Ваня не ожидал удара в лоб. Он сам не знал зачем. Он не собирался заходить, но ноги сами понесли его мимо своей квартиры вверх по лестнице. Может, он искал желанного покоя? Может, хотел поддержать девушку в трудной для нее ситуации? Может, по Асиному виду хотел удостовериться, что перемирия не состоялось? Или его потянуло тщеславие — продемонстрировать доказательства его защиты, или стремление почувствовать на себе простую женскую жалость, которую испокон веков женщина выказывала мужчине, прижав его голову к мягкой, теплой груди, укачивая, словно малое дитятко, и ласково называя дурачком.

— Ну так что? — настаивала Ася. — От угла до твоей квартиры гораздо ближе. Или раненый зверь уходит из дому?

— Да какой там зверь, — скромно улыбнулся Ваня. — Так, болонка, вспомнившая своих далеких предков.

— Ты не ответил на вопрос, — строго напомнила Ася.

— Да. Ты просила о разговоре, вот я и подумал…

— Интересно, чем? — рассердилась она. — Я просила предупредить…

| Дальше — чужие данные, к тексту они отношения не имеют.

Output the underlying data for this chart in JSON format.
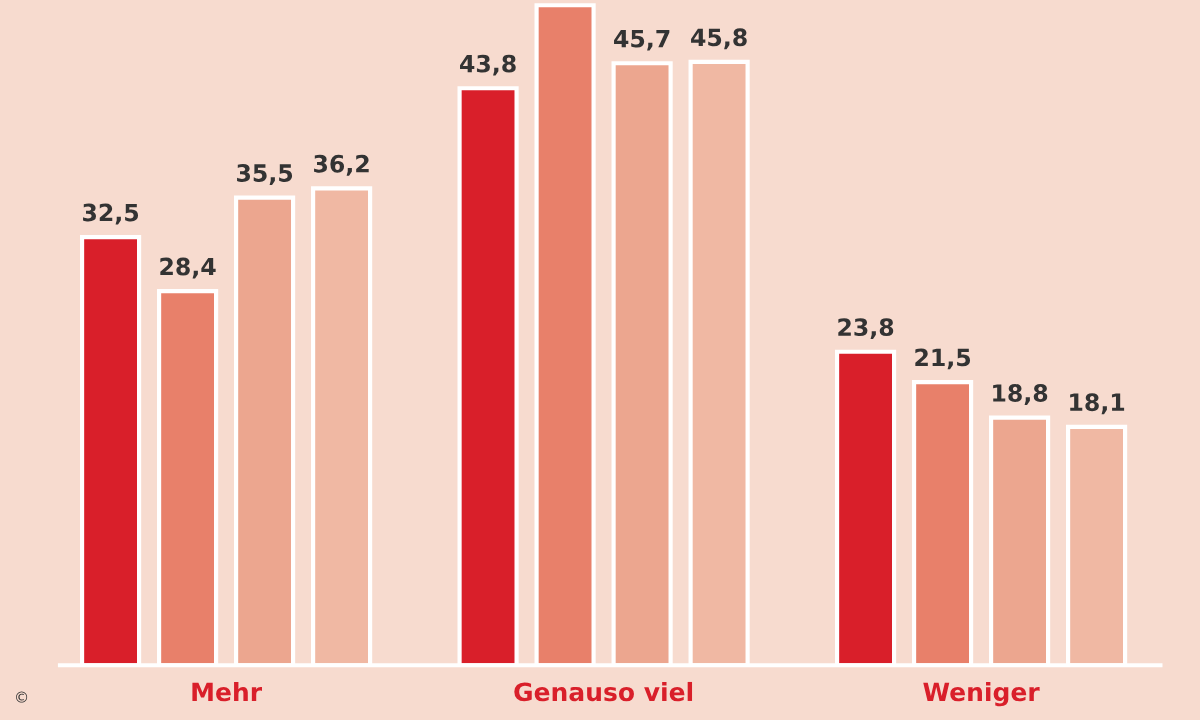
{
  "chart_data": {
    "type": "bar",
    "categories": [
      "Mehr",
      "Genauso viel",
      "Weniger"
    ],
    "series": [
      {
        "color": "#d91f2a",
        "values": [
          32.5,
          43.8,
          23.8
        ],
        "value_labels": [
          "32,5",
          "43,8",
          "23,8"
        ]
      },
      {
        "color": "#e8806a",
        "values": [
          28.4,
          50.1,
          21.5
        ],
        "value_labels": [
          "28,4",
          null,
          "21,5"
        ]
      },
      {
        "color": "#eca68f",
        "values": [
          35.5,
          45.7,
          18.8
        ],
        "value_labels": [
          "35,5",
          "45,7",
          "18,8"
        ]
      },
      {
        "color": "#f0b8a3",
        "values": [
          36.2,
          45.8,
          18.1
        ],
        "value_labels": [
          "36,2",
          "45,8",
          "18,1"
        ]
      }
    ],
    "ylim": [
      0,
      50.5
    ],
    "tick_labels": "x",
    "grid": false,
    "legend": false,
    "annotations": [
      "©"
    ]
  }
}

— Я собирался, но ты промчалась, как метеорит. Бросила в стену «здрасьте», даже головы не повернула.

— Не повернула, — упрямо подтвердила девушка. — У меня были на то причины. Я должна была сосредоточиться. Не один ты пережил сражение. Правда, в моем случае, — победно заключила она, — обошлось без телесных повреждений.

— Да уж. Искусный дипломат.

— При чем тут дипломат? — возмутилась Ася. — Я зла, взбешена… А ты попался под руку, — тише добавила она и снова закипела. — Я не хочу с тобой говорить. Одного скандала мне хватило по уши!

— Поэтому ты так… громко говоришь?

— Гм! «Громко говоришь»! Этот подлец после всего предложил мне жить с ним еще несколько месяцев. Представляешь?! — Ася вдруг застыла, снова почувствовав заледенелость тела. Но все уже позади, надо забыть и расслабиться. Передернув плечами, она задумчиво сказала: — В голове не укладывается. Как он мог?

Иван подсел поближе к Асе.

— Что он еще говорил?

Она удивленно взглянула на Ваню и отвела глаза.

— Что говорите все вы, когда хотите затащить бабу в постель? Ничего нового.

— Подонок! Он еще дешево отделался.

— А, ладно. — Ася оглянулась на холодильник. Увы, продуктов в нем не прибавилось. — Хлеба, что ли, поесть?

— Пусть он мне еще встретится, — тихо сказал Иван, накапливая злость.

— Хватит, — оборвала его Ася. — Я уже сказала, что не хочу говорить об этом.

Она нарезала несколько ломтиков хлеба и молча начала жевать.

Глава 7

Ваня уставился в чашку с остатками чая на донышке. Он не знал, что ему делать. Своим поведением Настя не скрывала, как нежелателен ей гость. Если не орала на него, то как будто совсем не замечала. Или обрывала на полуслове. Но уходить чертовски не хотелось. Как никогда, Иван чувствовал, что за дверью его ожидает одиночество, и, пожалуй, впервые в жизни боялся этого. И все же насильно мил не будешь. Выждав паузу, допив последний глоток чая, покрутив пустую чашку на столе, он сложил руки.

— Ну что? Не вовремя я пришел. Как говорится, незваный гость…

Ася удивленно воззрилась на него, словно только что увидела.

— С чего это ты решил скромничать?

Ваня смущенно пожал плечами, не сдержав улыбки. Ася словно прочитала его мысли, да и ее собственные работали в том же направлении.

— Прости меня, Ваня. В общем, я не из говорливых, но сегодня с этим… молчание далось слишком тяжело. Поэтому я сорвалась на тебе.

Боевитость исчезла, и на Ивана смотрели усталые грустные глаза.

— Я понимаю. — Он преисполнился участия, но помочь вряд ли чем мог.

Ася откусила хлеб, который всухомятку не насыщал и не успокаивал.

— Наверное, — с сомнением подтвердила она, уверенная в обратном. Чтобы такое понять, надо пройти через это. — Мне бы отвлечься, заняться чем-нибудь. Только не знаю чем. Ко всем своим несчастьям я еще и голодна. Кстати, ты так и не сказал, где пропадал это время.